Нам не нужно смотреть на изображения, описываемые Зонтаг и Каплан. Спустя еще почти тридцать лет все они стали слишком хорошо нам знакомы. Точка насыщения, которая была «возможно, достигнута» для Зонтаг почти сорок лет назад, сегодня далеко позади, и это внушает тем, кто рассуждает о визуальной репрезентации и мемориализации Холокоста, серьезное беспокойство. «Конечна ли наша способность к состраданию, и скоро ли она будет исчерпана?» – спрашивал в своей книге 1996 года «Самая длинная тень» Джеффри Хартман6. Избыток образов насилия, определяющий состояние нашей визуальной среды, настаивает он, лишил нас восприимчивости к ужасу, так что мы больше не способны испытывать шок, как Зонтаг или Каплан с их детским взглядом. Хартман опасался, что мы можем попытаться пойти еще дальше, переходя все границы репрезентаций, специально «ища возможности „уколоться“, как психически больные люди, которые таким образом проверяют, существуют ли они в действительности»7. В своем классическом исследовании фотографий зверств Холокоста, сделанных армиями освободителей, Барби Зелизер предостерегала, что из-за обилия такого рода изображений мы, как гласит название книги, начинаем «помнить, чтобы забыть». В этих условиях фотографии становятся не более чем лишенными контекста зацепками для памяти, которые питаются уже закодированными воспоминаниями, перестав быть средством, пробуждающим память8.

Хартман и Зелизер впервые заговорили о беспокойстве, которое в 1990-х и начале 2000-х годов становится преобладающим настроением ученых и писателей, озабоченных проблемой передачи памяти о Холокосте.
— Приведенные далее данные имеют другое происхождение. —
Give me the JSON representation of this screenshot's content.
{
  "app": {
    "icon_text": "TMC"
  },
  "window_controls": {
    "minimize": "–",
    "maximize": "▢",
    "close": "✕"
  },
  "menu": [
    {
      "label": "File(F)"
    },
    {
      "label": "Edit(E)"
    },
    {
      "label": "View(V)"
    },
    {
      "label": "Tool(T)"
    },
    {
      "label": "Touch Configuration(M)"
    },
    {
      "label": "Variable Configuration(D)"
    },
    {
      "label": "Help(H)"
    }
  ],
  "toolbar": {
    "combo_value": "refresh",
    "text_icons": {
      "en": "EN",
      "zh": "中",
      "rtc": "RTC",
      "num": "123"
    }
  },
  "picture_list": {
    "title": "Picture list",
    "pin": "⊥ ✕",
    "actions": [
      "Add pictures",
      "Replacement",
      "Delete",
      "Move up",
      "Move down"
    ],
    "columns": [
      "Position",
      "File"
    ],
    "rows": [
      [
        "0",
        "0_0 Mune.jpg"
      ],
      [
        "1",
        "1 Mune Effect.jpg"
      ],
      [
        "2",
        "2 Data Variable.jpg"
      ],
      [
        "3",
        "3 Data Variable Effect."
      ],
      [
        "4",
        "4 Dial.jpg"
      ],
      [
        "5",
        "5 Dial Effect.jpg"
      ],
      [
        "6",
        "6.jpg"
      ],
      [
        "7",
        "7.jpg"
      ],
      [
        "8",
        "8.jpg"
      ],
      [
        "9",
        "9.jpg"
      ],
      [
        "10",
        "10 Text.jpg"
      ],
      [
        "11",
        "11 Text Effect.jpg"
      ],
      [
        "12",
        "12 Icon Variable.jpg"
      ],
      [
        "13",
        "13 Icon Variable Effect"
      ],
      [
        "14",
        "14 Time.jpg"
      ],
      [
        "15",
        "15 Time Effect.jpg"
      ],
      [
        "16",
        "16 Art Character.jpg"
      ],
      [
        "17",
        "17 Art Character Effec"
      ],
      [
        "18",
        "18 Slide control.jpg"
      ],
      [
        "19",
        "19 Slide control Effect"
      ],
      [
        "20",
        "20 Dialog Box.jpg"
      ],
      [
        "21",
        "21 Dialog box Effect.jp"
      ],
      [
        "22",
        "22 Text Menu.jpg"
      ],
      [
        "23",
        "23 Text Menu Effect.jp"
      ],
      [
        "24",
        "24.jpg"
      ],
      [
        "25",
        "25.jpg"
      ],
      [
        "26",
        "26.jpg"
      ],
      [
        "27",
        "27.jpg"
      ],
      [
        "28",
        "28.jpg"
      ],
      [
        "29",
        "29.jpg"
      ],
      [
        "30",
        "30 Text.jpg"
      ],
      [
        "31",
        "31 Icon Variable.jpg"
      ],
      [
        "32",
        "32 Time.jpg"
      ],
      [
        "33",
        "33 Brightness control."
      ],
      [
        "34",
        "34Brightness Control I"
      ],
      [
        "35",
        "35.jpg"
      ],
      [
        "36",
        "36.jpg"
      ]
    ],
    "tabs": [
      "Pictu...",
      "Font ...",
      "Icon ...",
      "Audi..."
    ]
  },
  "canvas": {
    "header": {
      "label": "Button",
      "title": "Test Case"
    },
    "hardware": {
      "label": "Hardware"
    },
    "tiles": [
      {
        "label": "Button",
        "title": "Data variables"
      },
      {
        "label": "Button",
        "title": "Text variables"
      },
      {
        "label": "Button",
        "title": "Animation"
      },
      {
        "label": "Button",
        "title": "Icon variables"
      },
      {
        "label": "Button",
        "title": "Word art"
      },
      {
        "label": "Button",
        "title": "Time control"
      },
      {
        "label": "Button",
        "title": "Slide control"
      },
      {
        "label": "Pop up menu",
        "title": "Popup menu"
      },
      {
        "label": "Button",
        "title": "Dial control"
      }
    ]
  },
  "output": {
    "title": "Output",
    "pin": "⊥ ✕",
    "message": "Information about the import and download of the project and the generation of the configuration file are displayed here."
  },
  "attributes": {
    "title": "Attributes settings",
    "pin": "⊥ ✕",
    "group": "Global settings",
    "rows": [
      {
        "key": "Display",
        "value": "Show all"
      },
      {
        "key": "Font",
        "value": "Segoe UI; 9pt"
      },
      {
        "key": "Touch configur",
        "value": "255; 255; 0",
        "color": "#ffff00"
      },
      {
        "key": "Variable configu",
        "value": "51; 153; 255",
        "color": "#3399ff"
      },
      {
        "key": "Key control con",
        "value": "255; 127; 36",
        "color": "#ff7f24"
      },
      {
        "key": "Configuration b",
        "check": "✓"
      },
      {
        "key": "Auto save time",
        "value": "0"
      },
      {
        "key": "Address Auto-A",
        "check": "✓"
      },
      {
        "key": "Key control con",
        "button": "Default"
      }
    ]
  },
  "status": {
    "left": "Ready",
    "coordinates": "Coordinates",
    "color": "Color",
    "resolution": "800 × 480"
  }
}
В более новом эссе «Выбирая не смотреть: репрезентация, репатриация и фотографии зверств Холокоста» историк Сьюзен Э. Крейн отчасти повторяет эту озабоченность, замечая, что продолжающееся засилье изображений зверств препятствует историческому пониманию Холокоста, банализируя его. Она приводит веский довод в пользу моратория на воспроизведение образов зверств Холокоста и любование ими и обосновывает необходимость считать их «недопустимым… этически дискредитированным» материалом, который необходимо «репатриировать»9. Крейн вдохновлялась позднейшими рассуждениями Зонтаг о точке отсчета при взгляде на изображения зверств из ее работы «Смотрим на чужие страдания». Эта поздняя книга известна тем, что в ней Зонтаг переворачивает свою прежнюю позицию: «Где свидетельства того, что воздействие фотографий ослабевает, что наша зрительская цивилизация нейтрализует моральную силу фотографий жестоких событий?»10 Энергично оспаривая идею многократно опосредованного «общества спектакля», которое превращает каждого из нас в отстраненного от реальности зрителя, Зонтаг напоминает о новейших международных конфликтах, чтобы заметить: «Есть сотни миллионов телезрителей, которые отнюдь не очерствели оттого, что они видят на экране. Роскошь покровительственного отношения к реальности – не для них»11.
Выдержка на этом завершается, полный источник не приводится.